SWIFTから排除されれば、ドルやユーロでの外国貿易の決済が不可能となり、対イラン制裁と同様の強い効果をもたらす。ロシアの基幹産業であるエネルギー供給への打撃は計り知れないといわれる。





■ クリミア併合時は実効性のない軽い制裁









▲写真 クリミア首相セルゲイ・アクショーノフ、クリミア国家評議会議長ウラジミール・コンスタンティノフ、ロシア大統領ウラジミール・プーチン、アレクセイ・チャリ セバストポル市長が調印式に臨む モスクワ・クレムリン宮殿 (2014年3月18日) 出典:Photo by Sasha Mordovets/Getty Images





いざとなった時に、日本がこうした効果的な手段に同調することができるのか。





そうした懸念は2014年のクリミア併合時に日本がとった措置を振り返ってみれば、現実味を増すだろう。

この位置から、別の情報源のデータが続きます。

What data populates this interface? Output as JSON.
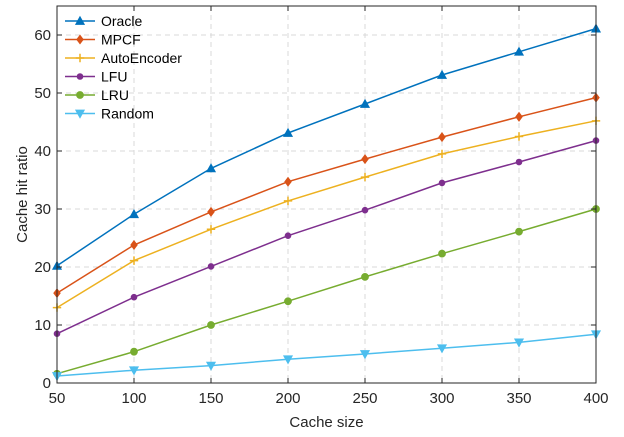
{
  "chart_data": {
    "type": "line",
    "title": "",
    "xlabel": "Cache size",
    "ylabel": "Cache hit ratio",
    "x": [
      50,
      100,
      150,
      200,
      250,
      300,
      350,
      400
    ],
    "xlim": [
      50,
      400
    ],
    "ylim": [
      0,
      65
    ],
    "xticks": [
      "50",
      "100",
      "150",
      "200",
      "250",
      "300",
      "350",
      "400"
    ],
    "yticks": [
      "0",
      "10",
      "20",
      "30",
      "40",
      "50",
      "60"
    ],
    "grid": true,
    "legend_position": "top-left",
    "series": [
      {
        "name": "Oracle",
        "color": "#0072BD",
        "marker": "triangle-up",
        "values": [
          20.2,
          29.1,
          37.0,
          43.1,
          48.1,
          53.1,
          57.1,
          61.1
        ]
      },
      {
        "name": "MPCF",
        "color": "#D95319",
        "marker": "diamond",
        "values": [
          15.5,
          23.8,
          29.5,
          34.7,
          38.6,
          42.4,
          45.9,
          49.2
        ]
      },
      {
        "name": "AutoEncoder",
        "color": "#EDB120",
        "marker": "plus",
        "values": [
          13.0,
          21.1,
          26.5,
          31.4,
          35.5,
          39.5,
          42.5,
          45.2
        ]
      },
      {
        "name": "LFU",
        "color": "#7E2F8E",
        "marker": "dot",
        "values": [
          8.5,
          14.8,
          20.1,
          25.4,
          29.8,
          34.5,
          38.1,
          41.8
        ]
      },
      {
        "name": "LRU",
        "color": "#77AC30",
        "marker": "circle",
        "values": [
          1.6,
          5.4,
          10.0,
          14.1,
          18.3,
          22.3,
          26.1,
          30.0
        ]
      },
      {
        "name": "Random",
        "color": "#4DBEEE",
        "marker": "triangle-down",
        "values": [
          1.2,
          2.2,
          3.0,
          4.1,
          5.0,
          6.0,
          7.0,
          8.4
        ]
      }
    ]
  }
}
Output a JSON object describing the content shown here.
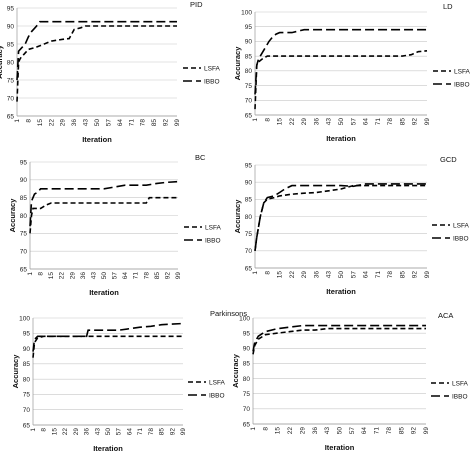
{
  "chart_data": [
    {
      "type": "line",
      "title": "PID",
      "xlabel": "Iteration",
      "ylabel": "Accuracy",
      "ylim": [
        65,
        95
      ],
      "yticks": [
        65,
        70,
        75,
        80,
        85,
        90,
        95
      ],
      "xlim": [
        1,
        99
      ],
      "xticks": [
        1,
        8,
        15,
        22,
        29,
        36,
        43,
        50,
        57,
        64,
        71,
        78,
        85,
        92,
        99
      ],
      "grid": "horizontal",
      "legend": "right",
      "series": [
        {
          "name": "LSFA",
          "style": "dash",
          "x": [
            1,
            2,
            3,
            5,
            8,
            12,
            15,
            22,
            29,
            33,
            36,
            40,
            43,
            50,
            57,
            99
          ],
          "y": [
            69,
            80,
            81,
            82,
            83.5,
            84,
            84.5,
            85.8,
            86.3,
            86.5,
            89,
            89.5,
            90,
            90,
            90,
            90
          ]
        },
        {
          "name": "IBBO",
          "style": "longdash",
          "x": [
            1,
            2,
            4,
            6,
            8,
            10,
            12,
            14,
            15,
            99
          ],
          "y": [
            75,
            83,
            84,
            85,
            87,
            88.5,
            89.5,
            90.5,
            91.2,
            91.2
          ]
        }
      ]
    },
    {
      "type": "line",
      "title": "LD",
      "xlabel": "Iteration",
      "ylabel": "Accuracy",
      "ylim": [
        65,
        100
      ],
      "yticks": [
        65,
        70,
        75,
        80,
        85,
        90,
        95,
        100
      ],
      "xlim": [
        1,
        99
      ],
      "xticks": [
        1,
        8,
        15,
        22,
        29,
        36,
        43,
        50,
        57,
        64,
        71,
        78,
        85,
        92,
        99
      ],
      "grid": "horizontal",
      "legend": "right",
      "series": [
        {
          "name": "LSFA",
          "style": "dash",
          "x": [
            1,
            2,
            3,
            5,
            8,
            15,
            22,
            50,
            85,
            90,
            92,
            94,
            99
          ],
          "y": [
            67,
            82,
            83,
            84,
            85,
            85,
            85,
            85,
            85,
            85.5,
            86,
            86.5,
            86.8
          ]
        },
        {
          "name": "IBBO",
          "style": "longdash",
          "x": [
            1,
            2,
            3,
            5,
            7,
            9,
            11,
            13,
            15,
            22,
            29,
            99
          ],
          "y": [
            72,
            82,
            84,
            86,
            88,
            90,
            91.5,
            92.5,
            93,
            93,
            94,
            94
          ]
        }
      ]
    },
    {
      "type": "line",
      "title": "BC",
      "xlabel": "Iteration",
      "ylabel": "Accuracy",
      "ylim": [
        65,
        95
      ],
      "yticks": [
        65,
        70,
        75,
        80,
        85,
        90,
        95
      ],
      "xlim": [
        1,
        99
      ],
      "xticks": [
        1,
        8,
        15,
        22,
        29,
        36,
        43,
        50,
        57,
        64,
        71,
        78,
        85,
        92,
        99
      ],
      "grid": "horizontal",
      "legend": "right",
      "series": [
        {
          "name": "LSFA",
          "style": "dash",
          "x": [
            1,
            2,
            3,
            8,
            12,
            15,
            78,
            80,
            99
          ],
          "y": [
            75,
            80,
            82,
            82,
            83,
            83.5,
            83.5,
            85,
            85
          ]
        },
        {
          "name": "IBBO",
          "style": "longdash",
          "x": [
            1,
            2,
            4,
            6,
            8,
            50,
            57,
            64,
            71,
            78,
            85,
            92,
            99
          ],
          "y": [
            77,
            84,
            86,
            86.5,
            87.5,
            87.5,
            88,
            88.5,
            88.5,
            88.5,
            89,
            89.3,
            89.5
          ]
        }
      ]
    },
    {
      "type": "line",
      "title": "GCD",
      "xlabel": "Iteration",
      "ylabel": "Accuracy",
      "ylim": [
        65,
        95
      ],
      "yticks": [
        65,
        70,
        75,
        80,
        85,
        90,
        95
      ],
      "xlim": [
        1,
        99
      ],
      "xticks": [
        1,
        8,
        15,
        22,
        29,
        36,
        43,
        50,
        57,
        64,
        71,
        78,
        85,
        92,
        99
      ],
      "grid": "horizontal",
      "legend": "right",
      "series": [
        {
          "name": "LSFA",
          "style": "dash",
          "x": [
            1,
            2,
            4,
            6,
            8,
            12,
            15,
            22,
            29,
            36,
            43,
            50,
            57,
            64,
            99
          ],
          "y": [
            70,
            74,
            80,
            84,
            85,
            85.5,
            86,
            86.5,
            86.8,
            87,
            87.5,
            88,
            89,
            89,
            89
          ]
        },
        {
          "name": "IBBO",
          "style": "longdash",
          "x": [
            1,
            2,
            4,
            6,
            8,
            12,
            15,
            18,
            22,
            29,
            36,
            43,
            50,
            57,
            64,
            99
          ],
          "y": [
            70,
            74,
            80,
            84,
            85.5,
            86,
            87,
            88,
            89,
            89,
            89,
            89,
            89,
            88.8,
            89.5,
            89.5
          ]
        }
      ]
    },
    {
      "type": "line",
      "title": "Parkinsons",
      "xlabel": "Iteration",
      "ylabel": "Accuracy",
      "ylim": [
        65,
        100
      ],
      "yticks": [
        65,
        70,
        75,
        80,
        85,
        90,
        95,
        100
      ],
      "xlim": [
        1,
        99
      ],
      "xticks": [
        1,
        8,
        15,
        22,
        29,
        36,
        43,
        50,
        57,
        64,
        71,
        78,
        85,
        92,
        99
      ],
      "grid": "horizontal",
      "legend": "right",
      "series": [
        {
          "name": "LSFA",
          "style": "dash",
          "x": [
            1,
            2,
            4,
            8,
            99
          ],
          "y": [
            87,
            92,
            93.5,
            94,
            94
          ]
        },
        {
          "name": "IBBO",
          "style": "longdash",
          "x": [
            1,
            2,
            4,
            8,
            36,
            37,
            57,
            64,
            71,
            78,
            85,
            92,
            99
          ],
          "y": [
            89,
            93,
            94,
            94,
            94,
            96,
            96,
            96.5,
            97,
            97.3,
            97.8,
            98,
            98.2
          ]
        }
      ]
    },
    {
      "type": "line",
      "title": "ACA",
      "xlabel": "Iteration",
      "ylabel": "Accuracy",
      "ylim": [
        65,
        100
      ],
      "yticks": [
        65,
        70,
        75,
        80,
        85,
        90,
        95,
        100
      ],
      "xlim": [
        1,
        99
      ],
      "xticks": [
        1,
        8,
        15,
        22,
        29,
        36,
        43,
        50,
        57,
        64,
        71,
        78,
        85,
        92,
        99
      ],
      "grid": "horizontal",
      "legend": "right",
      "series": [
        {
          "name": "LSFA",
          "style": "dash",
          "x": [
            1,
            2,
            4,
            8,
            15,
            22,
            29,
            36,
            43,
            99
          ],
          "y": [
            88,
            91,
            93,
            94.5,
            95,
            95.5,
            96,
            96,
            96.5,
            96.5
          ]
        },
        {
          "name": "IBBO",
          "style": "longdash",
          "x": [
            1,
            2,
            4,
            8,
            15,
            22,
            29,
            36,
            99
          ],
          "y": [
            89,
            92,
            94,
            95.5,
            96.5,
            97,
            97.5,
            97.5,
            97.5
          ]
        }
      ]
    }
  ]
}
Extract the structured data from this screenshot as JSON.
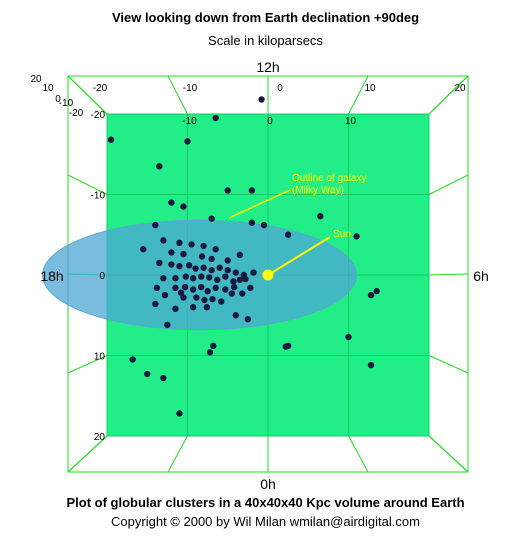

当時、日本が欧米に同調して科した制裁は、ロシアへのビザ緩和協議の停止、関係者23人へのビザ発給停止、66個人、16団体の資産凍結、ロシアの主要銀行による新規証券募集、発行の禁止、武器禁輸ーなどだった。





しかし、資産凍結された個人、団体はいずれもウクライナ国内の協力者らに限られロシア要人は含まれなかった。ロシアの金融機関が日本国内で株式を発行するケースはほとんどないから、実害をもたらすことはなかった。





武器禁輸といえば、聞こえはいいが、日本からロシアへの武器輸出はなく、これまたロシアは痛痒を感じなかったろう。